Upset with what it perceives to be a lack of progress toward a long-term solution, the state has given the city of Cumming and a local family 60 days to resolve the Lake Alice Dam breach.

More than three months have passed since the dam collapsed, washing out Sanders Road and clouding a Lake Lanier cove with sediment.

Turbidity curtains, put in place as a temporary fix, have helped some. But the seemingly relentless rain throughout the summer — according to the National Weather Service, there have been at least 60 days of rain since May 19 in Cumming — has aggravated the situation for the some 50 homeowners along the cove.

Mike Leahy, one of those affected, said any time a half inch of rain is collected “the storm water velocity forces the sediment past the curtain and into the cove.”

“When that occurs, the in-flow of sediment is higher because the storm water is picking up additional sediment, which was contained behind the curtain,” he said. “Settling of the sediment is causing the depth of the cove to shrink on an almost daily basis.”

Until this week, the Georgia Department of Natural Resources Environmental Protection Division had only issued a consent order to Cumming, which owns a portion of the lake, and the Mashburn family, which owns the dam.

The order asked the two parties to work together to fix the problem, but department district coordinator Bert Langley said that hasn’t happened.

As a result, Langley said the state issued an administrative order Tuesday morning.
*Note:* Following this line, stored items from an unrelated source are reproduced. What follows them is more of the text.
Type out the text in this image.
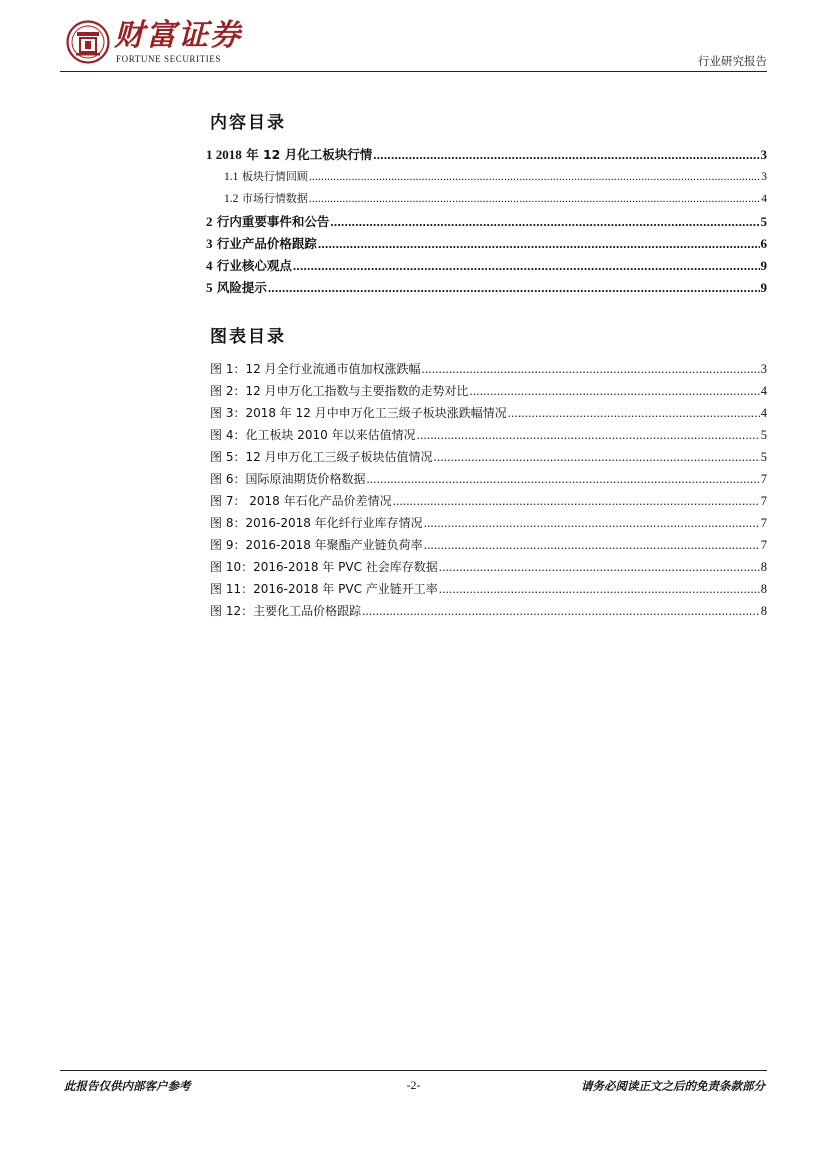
财富证券
FORTUNE SECURITIES	行业研究报告
内容目录
1 2018 年 12 月化工板块行情 .....	3
1.1 板块行情回顾 .....	3
1.2 市场行情数据 .....	4
2 行内重要事件和公告 .....	5
3 行业产品价格跟踪 .....	6
4 行业核心观点 .....	9
5 风险提示 .....	9
图表目录
图 1：12 月全行业流通市值加权涨跌幅 .....	3
图 2：12 月申万化工指数与主要指数的走势对比 .....	4
图 3：2018 年 12 月中申万化工三级子板块涨跌幅情况 .....	4
图 4：化工板块 2010 年以来估值情况 .....	5
图 5：12 月申万化工三级子板块估值情况 .....	5
图 6：国际原油期货价格数据 .....	7
图 7： 2018 年石化产品价差情况 .....	7
图 8：2016-2018 年化纤行业库存情况 .....	7
图 9：2016-2018 年聚酯产业链负荷率 .....	7
图 10：2016-2018 年 PVC 社会库存数据 .....	8
图 11：2016-2018 年 PVC 产业链开工率 .....	8
图 12：主要化工品价格跟踪 .....	8
此报告仅供内部客户参考	-2-	请务必阅读正文之后的免责条款部分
The information is the same as the consent order, except the parties are directed to follow the guidelines within 60 days.
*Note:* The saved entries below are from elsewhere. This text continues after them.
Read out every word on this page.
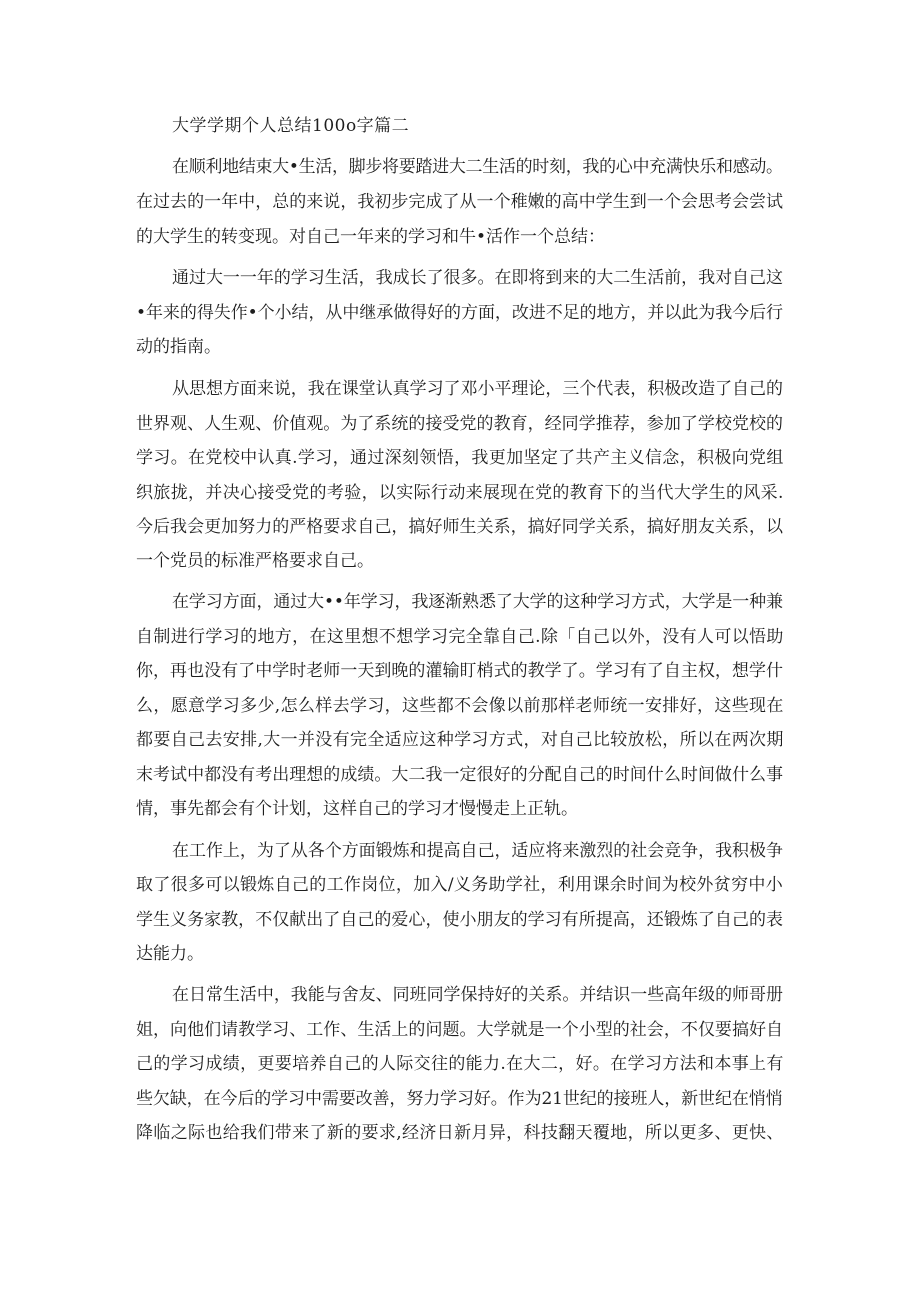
大学学期个人总结100o字篇二
在顺利地结束大•生活，脚步将要踏进大二生活的时刻，我的心中充满快乐和感动。
在过去的一年中，总的来说，我初步完成了从一个稚嫩的高中学生到一个会思考会尝试
的大学生的转变现。对自己一年来的学习和牛•活作一个总结：
通过大一一年的学习生活，我成长了很多。在即将到来的大二生活前，我对自己这
•年来的得失作•个小结，从中继承做得好的方面，改进不足的地方，并以此为我今后行
动的指南。
从思想方面来说，我在课堂认真学习了邓小平理论，三个代表，积极改造了自己的
世界观、人生观、价值观。为了系统的接受党的教育，经同学推荐，参加了学校党校的
学习。在党校中认真.学习，通过深刻领悟，我更加坚定了共产主义信念，积极向党组
织旅拢，并决心接受党的考验，以实际行动来展现在党的教育下的当代大学生的风采.
今后我会更加努力的严格要求自己，搞好师生关系，搞好同学关系，搞好朋友关系，以
一个党员的标准严格要求自己。
在学习方面，通过大••年学习，我逐渐熟悉了大学的这种学习方式，大学是一种兼
自制进行学习的地方，在这里想不想学习完全靠自己.除「自己以外，没有人可以悟助
你，再也没有了中学时老师一天到晚的灌输盯梢式的教学了。学习有了自主权，想学什
么，愿意学习多少,怎么样去学习，这些都不会像以前那样老师统一安排好，这些现在
都要自己去安排,大一并没有完全适应这种学习方式，对自己比较放松，所以在两次期
末考试中都没有考出理想的成绩。大二我一定很好的分配自己的时间什么时间做什么事
情，事先都会有个计划，这样自己的学习才慢慢走上正轨。
在工作上，为了从各个方面锻炼和提高自己，适应将来激烈的社会竞争，我积极争
取了很多可以锻炼自己的工作岗位，加入/义务助学社，利用课余时间为校外贫穷中小
学生义务家教，不仅献出了自己的爱心，使小朋友的学习有所提高，还锻炼了自己的表
达能力。
在日常生活中，我能与舍友、同班同学保持好的关系。并结识一些高年级的师哥册
姐，向他们请教学习、工作、生活上的问题。大学就是一个小型的社会，不仅要搞好自
己的学习成绩，更要培养自己的人际交往的能力.在大二，好。在学习方法和本事上有
些欠缺，在今后的学习中需要改善，努力学习好。作为21世纪的接班人，新世纪在悄悄
降临之际也给我们带来了新的要求,经济日新月异，科技翻天覆地，所以更多、更快、
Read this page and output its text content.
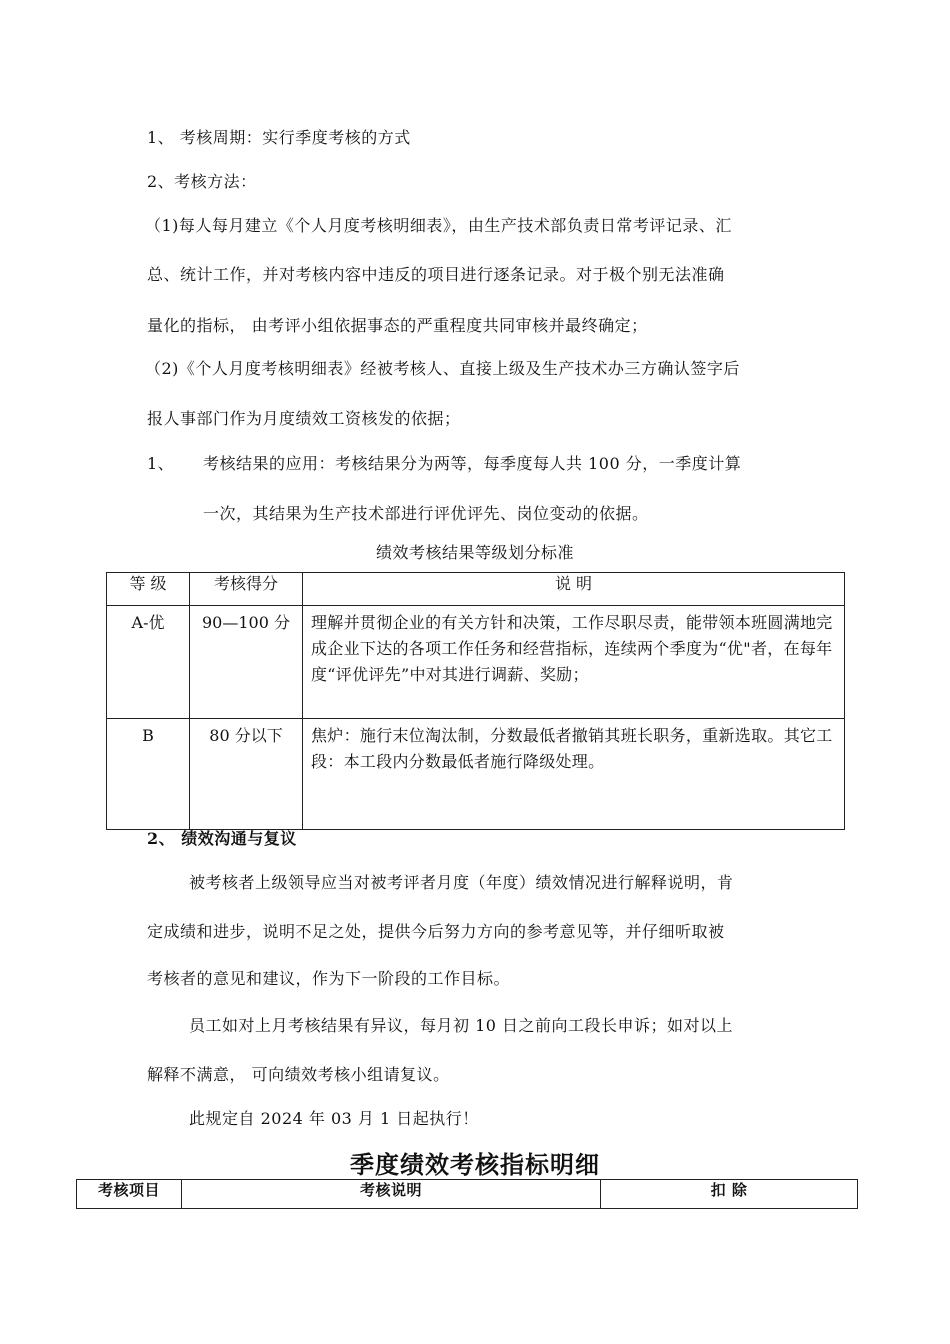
1、 考核周期：实行季度考核的方式
2、考核方法：
（1)每人每月建立《个人月度考核明细表》，由生产技术部负责日常考评记录、汇
总、统计工作，并对考核内容中违反的项目进行逐条记录。对于极个别无法准确
量化的指标， 由考评小组依据事态的严重程度共同审核并最终确定；
（2)《个人月度考核明细表》经被考核人、直接上级及生产技术办三方确认签字后
报人事部门作为月度绩效工资核发的依据；
1、 考核结果的应用：考核结果分为两等，每季度每人共 100 分，一季度计算
一次，其结果为生产技术部进行评优评先、岗位变动的依据。
绩效考核结果等级划分标准
等 级	考核得分	说 明
A-优	90—100 分	理解并贯彻企业的有关方针和决策，工作尽职尽责，能带领本班圆满地完成企业下达的各项工作任务和经营指标，连续两个季度为“优"者，在每年度“评优评先”中对其进行调薪、奖励；
B	80 分以下	焦炉：施行末位淘汰制，分数最低者撤销其班长职务，重新选取。其它工段：本工段内分数最低者施行降级处理。
2、 绩效沟通与复议
被考核者上级领导应当对被考评者月度（年度）绩效情况进行解释说明，肯
定成绩和进步，说明不足之处，提供今后努力方向的参考意见等，并仔细听取被
考核者的意见和建议，作为下一阶段的工作目标。
员工如对上月考核结果有异议，每月初 10 日之前向工段长申诉；如对以上
解释不满意， 可向绩效考核小组请复议。
此规定自 2024 年 03 月 1 日起执行！
季度绩效考核指标明细
考核项目	考核说明	扣 除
If they fail to do so, the department would ask a Forsyth County judge to order them to comply and, if not, they could be held in contempt.

“It’s a unilateral order. It says ‘do these things.’ It’s not a negotiated settlement, Langley said. “We didn’t want to have to go here.”

Though it’s an authoritative step, he noted the administrative order isn’t the most stable option.

“It’s appealable and we can end up in court for a while,” he said. “But it’s the only process we have to get this thing moving.”

Michael Carvalho, attorney for the Mashburns, said the family also wants a quick resolution and has been “attempting to work with the city and the EPD to come to a resolution on the best approach that will address the impacts from the failure of the dam.”

The attorney said the family is adamant that public input be part of the process to find a permanent solution.

“This can be done without litigation,” he said. “Hopefully, cooperative, reasonable minds can sit down and hopefully work through these issues. We want to make sure that these issues are addressed and that’s the family’s commitment to the community.”

Scott Morgan, Cumming’s planning and zoning director, said the city, much like the Mashburn family, has “our engineer planning a remediation plan.”

“We’re still planning on going ahead, moving forward and fixing the situation,” he said. “The plan should be done in a couple of weeks.

“The city wants to get it resolved as quickly as we can.”

But for Leahy, that can’t occur quickly enough. And despite his property’s proximity to the turbidity curtains, the homeowner said he’s yet to be contacted by either side about why the process has been so slow.

“I continue to hope that someone or some agency will reach out to the homeowners and inform us of some kind of plan to remediate the issue restoring the cove back to where it was before the dam failed,” he said.